The timeless art of Arthur Miller

E.J. Dionne pays tribute to Arthur Miller. Focusing on “The Crucible,” Dionne praises Miller for warning that the threats we confront at any given moment should not cause us to draw “too facile a line between good and evil,” lest we become ourselves be affected by evil.
The obvious objection to drawing such lessons from “The Crucible” is that it concerned the imaginary threat of witches, whereas terrorism (as well as Communism in the 1950s) were not imaginary threats.

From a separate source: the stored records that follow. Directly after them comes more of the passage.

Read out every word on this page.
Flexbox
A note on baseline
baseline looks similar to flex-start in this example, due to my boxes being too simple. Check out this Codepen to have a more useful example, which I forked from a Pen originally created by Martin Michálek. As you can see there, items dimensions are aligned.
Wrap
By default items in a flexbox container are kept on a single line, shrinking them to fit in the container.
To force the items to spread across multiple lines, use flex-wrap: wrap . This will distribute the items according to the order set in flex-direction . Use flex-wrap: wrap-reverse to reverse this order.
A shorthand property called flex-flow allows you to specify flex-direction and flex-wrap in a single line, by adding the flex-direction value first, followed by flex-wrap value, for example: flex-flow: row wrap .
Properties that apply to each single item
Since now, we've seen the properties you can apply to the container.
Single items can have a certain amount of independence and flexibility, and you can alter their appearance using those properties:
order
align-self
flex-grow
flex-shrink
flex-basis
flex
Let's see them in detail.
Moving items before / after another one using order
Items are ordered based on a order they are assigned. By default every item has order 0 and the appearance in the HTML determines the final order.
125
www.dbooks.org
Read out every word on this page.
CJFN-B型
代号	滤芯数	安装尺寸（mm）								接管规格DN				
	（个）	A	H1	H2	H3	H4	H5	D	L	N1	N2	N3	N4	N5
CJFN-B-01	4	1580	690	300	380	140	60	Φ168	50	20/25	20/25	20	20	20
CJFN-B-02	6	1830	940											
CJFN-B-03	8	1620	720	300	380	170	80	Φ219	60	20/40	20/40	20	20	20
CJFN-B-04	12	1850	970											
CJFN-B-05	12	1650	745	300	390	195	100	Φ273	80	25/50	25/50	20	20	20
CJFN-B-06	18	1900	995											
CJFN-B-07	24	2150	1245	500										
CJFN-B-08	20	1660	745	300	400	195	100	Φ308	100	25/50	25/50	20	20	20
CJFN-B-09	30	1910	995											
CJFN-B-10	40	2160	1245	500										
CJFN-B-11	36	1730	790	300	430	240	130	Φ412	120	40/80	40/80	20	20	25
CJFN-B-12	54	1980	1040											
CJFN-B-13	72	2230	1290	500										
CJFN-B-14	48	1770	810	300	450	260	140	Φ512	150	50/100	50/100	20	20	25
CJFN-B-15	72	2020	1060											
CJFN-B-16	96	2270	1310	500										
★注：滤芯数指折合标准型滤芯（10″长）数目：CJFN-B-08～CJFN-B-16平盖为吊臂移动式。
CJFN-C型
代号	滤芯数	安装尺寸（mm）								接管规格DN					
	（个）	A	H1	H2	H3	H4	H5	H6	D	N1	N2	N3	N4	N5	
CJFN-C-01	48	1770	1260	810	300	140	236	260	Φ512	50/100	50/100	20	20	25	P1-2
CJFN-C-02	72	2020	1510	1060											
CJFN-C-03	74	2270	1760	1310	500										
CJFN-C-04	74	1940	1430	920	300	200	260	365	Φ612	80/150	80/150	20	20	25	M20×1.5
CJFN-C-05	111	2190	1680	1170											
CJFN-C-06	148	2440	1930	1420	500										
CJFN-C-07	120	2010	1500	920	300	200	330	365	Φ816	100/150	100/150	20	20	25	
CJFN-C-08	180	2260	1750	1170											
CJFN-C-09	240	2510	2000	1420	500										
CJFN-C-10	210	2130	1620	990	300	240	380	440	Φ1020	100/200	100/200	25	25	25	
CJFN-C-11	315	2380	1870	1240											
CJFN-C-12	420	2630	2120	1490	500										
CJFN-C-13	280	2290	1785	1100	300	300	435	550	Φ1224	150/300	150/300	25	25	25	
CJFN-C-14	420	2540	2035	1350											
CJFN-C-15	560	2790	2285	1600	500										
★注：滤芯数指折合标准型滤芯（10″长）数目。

Dionne seems poised to address this objection when he writes,

“The Crucible” was seen as an allegory to the anti-communist crusade of the 1950s. Miller’s critics argued that the Soviet threat was real in the way that witchcraft wasn’t.

But instead of responding to this obvious and seemingly telling criticism, Dionne merely says, “Much the same might be said of terrorism.” Indeed. And from this I conclude that “The Crucible” is a timeless work, as useless in helping us understand our situation today as it was 50 years ago.
Those interested in a serious look at Miller should read this piece by Terry Teachout. Says Teachout:

The smartest critics of Miller’s own generation, virtually all of whom shared his left-wing views, held his plays in. . .contempt. Back then he took his roughest beatings from the likes of Eric Bentley, Mary McCarthy, Kenneth Tynan and Robert Warshow, who found him heavy-handed and insufferably preachy. Tynan, for instance, wrote that “The Crucible” “suggests a sensibility blunted by the insistence of an outraged conscience: it has the over-simplifications of poster art.” Bull’s-eye.

UPDATE: Our friend Roger Simon, a novelist and screenplay-writer, holds Miller in much higher regard.